Saturday, November 20, 2010

Social Conditioning

So I was up late on The Facebooks and the posts refreshed.  A friend of mine had just posted about how a stranger just called her fat.

I was all like: "Nah, you're beautiful."

And then she was all like: "Yeah, I know, which is why it was so weird that they said it."*

And I became shocked into enlightenment, like some zen koan.  I had completely missed the point.  She wasn't saying it because the comment had begun to jab into her confidence and she needed affirmation.  She was saying it because she thought it was strange for a stranger to say such a thing unprovoked.

I've spent so much time around people with low self-esteem that I've been conditioned to have a knee-jerk response to counter any negative comment.  Like some Pavlovian Complement Dog.  I say things just because I think it's the expected response, like:

"Marco."
     "Polo."

"You remind me of a babe."
     "What babe?"

"And the void would be calling."
     "Oh Riff Raff!"

"They think I'm fat."
     "Nah, you're beautiful."

It doesn't matter that it's true;  I don't like to speak without thinking.  It's a contributor to mob mentality.

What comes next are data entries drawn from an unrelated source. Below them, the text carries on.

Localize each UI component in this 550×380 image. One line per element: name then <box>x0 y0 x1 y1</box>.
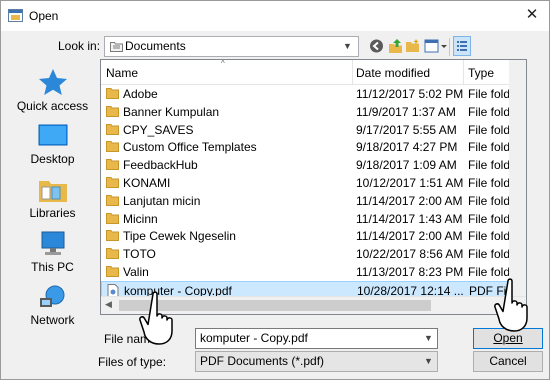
documents-folder-icon <box>110 42 123 52</box>
folder-row[interactable]: FeedbackHub 9/18/2017 1:09 AM File folder <box>101 156 526 173</box>
file-name: TOTO <box>123 247 156 262</box>
pdf-file-icon <box>107 283 119 297</box>
back-icon[interactable] <box>369 38 384 54</box>
files-of-type-label: Files of type: <box>98 355 167 369</box>
folder-row[interactable]: TOTO 10/22/2017 8:56 AM File folder <box>101 245 526 262</box>
folder-icon <box>106 177 119 188</box>
folder-icon <box>106 266 119 277</box>
file-list-header: ^ Name Date modified Type <box>101 60 526 85</box>
place-label: Desktop <box>30 152 75 166</box>
file-name: Tipe Cewek Ngeselin <box>123 229 236 244</box>
place-label: Network <box>30 313 75 327</box>
file-date: 9/18/2017 4:27 PM <box>356 140 458 155</box>
dialog-title: Open <box>29 9 59 23</box>
this-pc-icon <box>41 231 65 255</box>
file-date: 11/13/2017 8:23 PM <box>356 265 464 279</box>
network-icon <box>40 285 65 307</box>
look-in-value: Documents <box>125 39 186 53</box>
chevron-down-icon[interactable]: ▼ <box>424 333 433 343</box>
place-desktop[interactable]: Desktop <box>9 122 96 172</box>
file-date: 11/12/2017 5:02 PM <box>356 87 464 101</box>
file-date: 9/18/2017 1:09 AM <box>356 158 457 173</box>
place-libraries[interactable]: Libraries <box>9 176 96 226</box>
file-name: Custom Office Templates <box>123 140 257 155</box>
column-header-name[interactable]: Name <box>106 66 138 80</box>
column-header-type[interactable]: Type <box>468 66 494 80</box>
file-name-value: komputer - Copy.pdf <box>200 331 308 345</box>
folder-icon <box>106 194 119 206</box>
sort-ascending-icon: ^ <box>221 59 225 68</box>
up-folder-icon[interactable] <box>388 38 403 54</box>
file-date: 10/22/2017 8:56 AM <box>356 247 464 262</box>
folder-icon <box>106 88 119 99</box>
folder-row[interactable]: Valin 11/13/2017 8:23 PM File folder <box>101 263 526 280</box>
view-menu-icon[interactable] <box>424 38 448 54</box>
new-folder-icon[interactable] <box>405 38 420 54</box>
folder-row[interactable]: Lanjutan micin 11/14/2017 2:00 AM File fol… <box>101 192 526 209</box>
file-date: 11/14/2017 1:43 AM <box>356 211 463 226</box>
quick-access-star-icon <box>39 69 67 95</box>
folder-icon <box>106 248 119 260</box>
file-date: 10/12/2017 1:51 AM <box>356 176 464 190</box>
vertical-scrollbar[interactable] <box>509 60 526 296</box>
hand-pointer-icon <box>139 291 173 345</box>
chevron-down-icon[interactable]: ▼ <box>424 356 433 366</box>
folder-row[interactable]: Custom Office Templates 9/18/2017 4:27 PM… <box>101 138 526 155</box>
file-name: Adobe <box>123 87 158 101</box>
place-this-pc[interactable]: This PC <box>9 230 96 280</box>
place-network[interactable]: Network <box>9 284 96 334</box>
file-name: FeedbackHub <box>123 158 198 173</box>
desktop-icon <box>38 124 68 146</box>
look-in-dropdown[interactable]: Documents ▼ <box>104 36 359 57</box>
place-label: Quick access <box>16 99 89 113</box>
places-bar: Quick access Desktop Libraries This PC N… <box>9 58 96 344</box>
file-name: KONAMI <box>123 176 171 190</box>
file-name: CPY_SAVES <box>123 122 194 137</box>
place-label: Libraries <box>29 206 76 220</box>
files-of-type-value: PDF Documents (*.pdf) <box>200 354 325 368</box>
file-date: 11/9/2017 1:37 AM <box>356 104 456 119</box>
file-date: 9/17/2017 5:55 AM <box>356 122 457 137</box>
folder-icon <box>106 141 119 153</box>
folder-row[interactable]: Banner Kumpulan 11/9/2017 1:37 AM File fol… <box>101 103 526 120</box>
open-dialog-icon <box>8 9 23 22</box>
scroll-left-icon[interactable]: ◀ <box>105 299 112 310</box>
folder-icon <box>106 212 119 224</box>
cancel-button[interactable]: Cancel <box>473 351 543 372</box>
file-date: 11/14/2017 2:00 AM <box>356 229 463 244</box>
folder-row[interactable]: Adobe 11/12/2017 5:02 PM File folder <box>101 85 526 102</box>
file-name: Lanjutan micin <box>123 193 201 208</box>
file-date: 11/14/2017 2:00 AM <box>356 193 463 208</box>
file-name: Banner Kumpulan <box>123 104 220 119</box>
place-label: This PC <box>31 260 74 274</box>
folder-icon <box>106 230 119 242</box>
chevron-down-icon[interactable]: ▼ <box>343 41 352 51</box>
folder-icon <box>106 123 119 135</box>
file-list[interactable]: ^ Name Date modified Type Adobe 11/12/201… <box>100 59 527 315</box>
place-quick-access[interactable]: Quick access <box>9 68 96 118</box>
hand-pointer-icon <box>494 278 528 332</box>
folder-row[interactable]: Micinn 11/14/2017 1:43 AM File folder <box>101 210 526 227</box>
column-header-date[interactable]: Date modified <box>356 66 430 80</box>
file-name: Micinn <box>123 211 158 226</box>
title-bar: Open ✕ <box>1 1 549 31</box>
folder-row[interactable]: KONAMI 10/12/2017 1:51 AM File folder <box>101 174 526 191</box>
toolbar-separator <box>449 38 450 56</box>
folder-row[interactable]: CPY_SAVES 9/17/2017 5:55 AM File folder <box>101 121 526 138</box>
libraries-icon <box>39 181 67 202</box>
close-icon[interactable]: ✕ <box>523 6 541 24</box>
file-name-field[interactable]: komputer - Copy.pdf ▼ <box>195 328 438 349</box>
file-name: Valin <box>123 265 149 279</box>
files-of-type-dropdown[interactable]: PDF Documents (*.pdf) ▼ <box>195 351 438 372</box>
column-divider[interactable] <box>463 60 464 84</box>
folder-icon <box>106 105 119 117</box>
look-in-label: Look in: <box>58 39 101 53</box>
folder-icon <box>106 159 119 171</box>
column-divider[interactable] <box>352 60 353 84</box>
details-view-icon[interactable] <box>453 36 471 56</box>
open-dialog: Open ✕ Look in: Documents ▼ Quick access… <box>0 0 550 380</box>
folder-row[interactable]: Tipe Cewek Ngeselin 11/14/2017 2:00 AM Fil… <box>101 227 526 244</box>
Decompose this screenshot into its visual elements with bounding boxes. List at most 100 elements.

Well no more!  From now on I maintain conscious awareness of every word.  No more auto-pilot.  No more call and response method of conversation.  I vow to say what I mean, and mean what I say.

This will last right up until I absentmindedly walk by a coworker and they say "S'up?" and I respond "Good."

*That's not quite how it went down, I was just paraphrasing and over-simplifying... parasimplifying?... yeah, I was parasimplifying for the sake of expediency.  Which has now been negated by the over-phrasing.